The only question is that whether the writ petition should be entertained in spite of delay of about sixteen years in approaching this Court. Learned Counsel for the petitioner has drawn my attention to judgment and order dated 6th September, 2010 passed by a Division Bench of this Court in MAT 1933 of 2010. Learned counsel for the respondents in his usual fairness submits that in view of the settled law appropriate orders may be passed by this Court. In that case the Hon'ble Division Bench held that although the petitioner had approached the Court after a lapse of nine years, no third party right had accrued because of the delay and it was only the petitioner who suffered due to non- payment of the withheld amount on account of alleged overdrawal. Accordingly, the Division Bench set aside the order of the learned Single Judge by which the writ petition had been dismissed only on the ground of delay.

I have heard the learned counsel for the parties. It is nobody's case that the alleged excess payment was made to the petitioner by reason of any fraud or misrepresentation on his part.
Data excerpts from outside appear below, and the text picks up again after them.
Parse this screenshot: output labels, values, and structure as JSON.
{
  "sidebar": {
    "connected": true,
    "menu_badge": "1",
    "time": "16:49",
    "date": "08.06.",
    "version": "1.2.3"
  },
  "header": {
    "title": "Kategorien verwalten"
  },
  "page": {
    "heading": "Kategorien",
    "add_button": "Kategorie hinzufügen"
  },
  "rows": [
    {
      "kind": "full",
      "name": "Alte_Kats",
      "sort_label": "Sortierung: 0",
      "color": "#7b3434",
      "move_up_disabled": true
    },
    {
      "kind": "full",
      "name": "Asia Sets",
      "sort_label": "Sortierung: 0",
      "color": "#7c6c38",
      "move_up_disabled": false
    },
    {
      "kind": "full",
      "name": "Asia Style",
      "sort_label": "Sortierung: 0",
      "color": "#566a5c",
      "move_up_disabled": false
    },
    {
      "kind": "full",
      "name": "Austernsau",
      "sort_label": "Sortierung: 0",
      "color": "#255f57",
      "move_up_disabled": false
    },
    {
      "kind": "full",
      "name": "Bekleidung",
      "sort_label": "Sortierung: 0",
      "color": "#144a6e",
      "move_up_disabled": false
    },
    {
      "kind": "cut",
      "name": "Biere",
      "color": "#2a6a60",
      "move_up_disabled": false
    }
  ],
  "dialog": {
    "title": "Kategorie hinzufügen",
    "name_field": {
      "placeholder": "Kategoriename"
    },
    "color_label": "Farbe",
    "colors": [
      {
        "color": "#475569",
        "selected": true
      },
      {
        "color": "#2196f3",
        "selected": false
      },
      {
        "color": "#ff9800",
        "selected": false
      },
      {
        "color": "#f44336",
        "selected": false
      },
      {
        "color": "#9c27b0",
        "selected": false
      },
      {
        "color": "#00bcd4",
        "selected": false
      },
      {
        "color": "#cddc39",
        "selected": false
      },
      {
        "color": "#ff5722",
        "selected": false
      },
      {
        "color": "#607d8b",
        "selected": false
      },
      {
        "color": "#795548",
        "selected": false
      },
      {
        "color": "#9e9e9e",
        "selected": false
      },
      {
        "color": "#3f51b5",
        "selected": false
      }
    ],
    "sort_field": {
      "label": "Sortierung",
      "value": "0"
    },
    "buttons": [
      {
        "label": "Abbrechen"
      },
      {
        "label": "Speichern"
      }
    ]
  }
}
Hence, according to the principle laid down in the Hon'ble Supreme Court decisions referred to above, no recovery could be made from the retiral 3 benefits of the petitioner. The withholding of the sum or Rs. 1,16,471.00 was clearly contrary to law.

Further, following the Division Bench judgment of this Court adverted to above, I am inclined to hold that it is only the petitioner who has suffered by reason of the wrongful withholding of the aforesaid sum from his retiral benefits. Although there has been a delay of sixteen years in approaching this Court, the same has not given rise to any third party right and allowing this writ application is not going to affect the right of any third party. It was observed by the Hon'ble Supreme Curt decision in the case of Union of India Vs. Tarsem Singh reported in (2008) 3 SCC 648, relief may be granted to a writ petitioner in spite of delay if it does not affect the right of third parties.

In view of the aforesaid this writ petition is allowed. The respondent no. 5 is directed to release the amount of Rs. 1,16,471.00 to the petitioner along with interest at the rate of 6% per annum with effect from the date of deduction. Such payment is to be made to the petitioner within a period of six weeks from the date of communication of this order.

Since no affidavit-in-opposition has been invited, the allegations contained in the writ petition are deemed not to be admitted.

WP No. 23315 (W) of 2016 is, accordingly, disposed of.

There will be no order as to costs.

Urgent certified website copies of this order, if applied for, be made available to the parties upon compliance of the requisite formalities.